Ha perso tutte le partite della Confederation’s Cup, ma ha guadagnato simpatia e tifosi in tutto il mondo: la nazionale di calcio di Tahiti è la vera favola dell’estate del pallone.
Il regolamento della manifestazione (spiegarlo ai non calciofili sarebbe un’impresa titanica) prevede che si sfidino in un torneo le squadre vincitrici delle competizioni continentali e un’altra bizzarrìa della geopolitica calcistica permette all’Australia di giocare la Coppa d’Asia. Capita così che i campioni d’Oceania siano 23 perfetti sconosciuti, figli di un’isola di lingua francese sperduta nel Pacifico Meridionale, con 178mila abitanti, e pochissimi campi da calcio.
Tahiti è conosciuta in occidente soprattutto per i quadri di Gauguin, per le sue spiagge di sabbia scura, e per la vicinanza alla famosa isola di Bora Bora. Scoperta nel 1767, l’isola ha come capitale Papeete, che in Italia è il nome di una nota discoteca della riviera romagnola, e che ha meno abitanti di Cinisello Balsamo.
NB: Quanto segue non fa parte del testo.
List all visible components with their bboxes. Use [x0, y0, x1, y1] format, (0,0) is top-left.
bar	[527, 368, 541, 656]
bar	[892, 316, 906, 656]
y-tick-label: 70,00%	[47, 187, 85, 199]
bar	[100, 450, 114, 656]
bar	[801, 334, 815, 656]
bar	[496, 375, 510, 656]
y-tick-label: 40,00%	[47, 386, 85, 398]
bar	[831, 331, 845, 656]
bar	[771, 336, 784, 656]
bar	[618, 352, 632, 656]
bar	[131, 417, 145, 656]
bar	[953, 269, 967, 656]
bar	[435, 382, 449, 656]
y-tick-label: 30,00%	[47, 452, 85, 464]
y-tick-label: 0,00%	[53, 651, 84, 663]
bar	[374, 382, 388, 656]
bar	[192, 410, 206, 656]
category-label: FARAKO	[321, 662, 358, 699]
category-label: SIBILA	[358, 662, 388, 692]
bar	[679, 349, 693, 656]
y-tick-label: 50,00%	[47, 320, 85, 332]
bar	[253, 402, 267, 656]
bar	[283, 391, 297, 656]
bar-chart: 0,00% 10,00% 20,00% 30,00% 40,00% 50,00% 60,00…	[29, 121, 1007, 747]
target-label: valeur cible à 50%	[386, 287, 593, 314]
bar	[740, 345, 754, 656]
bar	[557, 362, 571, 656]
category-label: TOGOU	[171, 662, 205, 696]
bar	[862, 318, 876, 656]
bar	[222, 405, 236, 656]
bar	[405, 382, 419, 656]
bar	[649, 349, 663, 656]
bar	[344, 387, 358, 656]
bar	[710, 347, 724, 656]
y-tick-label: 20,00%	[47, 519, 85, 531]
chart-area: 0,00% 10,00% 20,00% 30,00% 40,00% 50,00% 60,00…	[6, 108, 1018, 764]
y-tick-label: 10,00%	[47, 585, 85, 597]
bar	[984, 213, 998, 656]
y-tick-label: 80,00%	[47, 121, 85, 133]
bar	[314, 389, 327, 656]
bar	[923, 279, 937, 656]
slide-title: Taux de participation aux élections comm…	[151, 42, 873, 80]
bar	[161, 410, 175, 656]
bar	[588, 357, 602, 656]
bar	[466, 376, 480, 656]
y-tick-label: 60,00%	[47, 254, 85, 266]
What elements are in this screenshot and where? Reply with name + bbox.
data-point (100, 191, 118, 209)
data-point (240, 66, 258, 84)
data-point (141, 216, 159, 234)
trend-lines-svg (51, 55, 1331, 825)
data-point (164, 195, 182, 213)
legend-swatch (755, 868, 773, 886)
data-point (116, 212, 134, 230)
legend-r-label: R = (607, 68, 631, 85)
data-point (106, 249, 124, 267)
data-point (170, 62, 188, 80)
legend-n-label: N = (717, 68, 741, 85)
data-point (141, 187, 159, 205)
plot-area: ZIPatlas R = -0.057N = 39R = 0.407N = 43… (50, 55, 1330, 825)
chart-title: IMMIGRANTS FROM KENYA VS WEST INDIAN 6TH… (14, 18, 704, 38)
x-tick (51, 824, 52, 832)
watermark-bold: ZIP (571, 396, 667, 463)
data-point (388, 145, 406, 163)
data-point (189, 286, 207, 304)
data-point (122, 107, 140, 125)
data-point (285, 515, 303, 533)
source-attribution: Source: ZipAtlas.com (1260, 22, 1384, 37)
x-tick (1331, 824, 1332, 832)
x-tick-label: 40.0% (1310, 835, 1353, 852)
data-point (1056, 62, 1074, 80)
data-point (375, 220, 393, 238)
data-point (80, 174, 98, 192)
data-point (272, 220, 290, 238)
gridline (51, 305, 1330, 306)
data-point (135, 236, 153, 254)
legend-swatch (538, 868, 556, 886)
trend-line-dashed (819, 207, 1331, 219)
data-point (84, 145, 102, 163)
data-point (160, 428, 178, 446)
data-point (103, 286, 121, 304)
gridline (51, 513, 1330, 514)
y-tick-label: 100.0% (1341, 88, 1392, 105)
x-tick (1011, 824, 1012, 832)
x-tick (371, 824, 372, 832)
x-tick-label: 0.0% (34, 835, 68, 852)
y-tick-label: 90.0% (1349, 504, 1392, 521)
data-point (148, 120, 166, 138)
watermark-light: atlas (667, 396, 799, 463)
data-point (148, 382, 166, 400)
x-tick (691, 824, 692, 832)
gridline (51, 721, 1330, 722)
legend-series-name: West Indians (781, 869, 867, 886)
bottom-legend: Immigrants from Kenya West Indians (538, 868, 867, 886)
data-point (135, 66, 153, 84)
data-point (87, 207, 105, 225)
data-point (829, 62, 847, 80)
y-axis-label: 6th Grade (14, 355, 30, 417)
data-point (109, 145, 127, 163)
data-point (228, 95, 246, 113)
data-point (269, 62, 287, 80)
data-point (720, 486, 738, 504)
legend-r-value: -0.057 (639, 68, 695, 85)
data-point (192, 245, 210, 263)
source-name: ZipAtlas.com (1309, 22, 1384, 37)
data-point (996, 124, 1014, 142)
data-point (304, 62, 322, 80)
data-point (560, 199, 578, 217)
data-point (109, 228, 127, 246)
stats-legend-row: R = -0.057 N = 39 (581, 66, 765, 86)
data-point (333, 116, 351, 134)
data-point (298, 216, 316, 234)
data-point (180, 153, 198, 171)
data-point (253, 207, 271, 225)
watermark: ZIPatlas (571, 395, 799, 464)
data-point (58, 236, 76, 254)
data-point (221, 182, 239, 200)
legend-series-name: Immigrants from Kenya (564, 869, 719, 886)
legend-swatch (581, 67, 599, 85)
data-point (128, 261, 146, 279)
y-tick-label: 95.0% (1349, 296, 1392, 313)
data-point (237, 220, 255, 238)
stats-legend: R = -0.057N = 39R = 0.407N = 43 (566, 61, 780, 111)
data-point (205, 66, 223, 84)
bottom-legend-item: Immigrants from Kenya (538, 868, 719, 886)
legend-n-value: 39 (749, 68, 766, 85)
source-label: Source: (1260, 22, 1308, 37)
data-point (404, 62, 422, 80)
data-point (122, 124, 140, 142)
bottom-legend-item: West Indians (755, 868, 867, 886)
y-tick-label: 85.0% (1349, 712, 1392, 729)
Da questo lembo di terra in mezzo all’oceano arriva la selezione nazionale: 22 calciatori dilettanti part-time, che si allenano al ritorno dal lavoro, e un professionista, Marama Vahirua, che gioca (si fa per dire viste le 0 presenze di questa stagione) in Grecia e che ha avuto discreta gloria nel Nantes, in Francia.
Tutti gli altri hanno dovuto ottenere le ferie dalle rispettive aziende per poter partecipare alla manifestazione, e la federazione tahitiana si è offerta di pagarle a chi non ne aveva diritto.
La stessa federazione ha dovuto noleggiare un medico dalla FIFA e farsi spiegare bene dai brasiliani organizzatori del torneo cosa vuol dire giocare in uno stadio, visto che a Tahiti i campi sono circondati da poche tribune e che l’intera popolazione del paese non avrebbe riempito completamente il vecchio Maracanà, ora ristrutturato e ridimensionato.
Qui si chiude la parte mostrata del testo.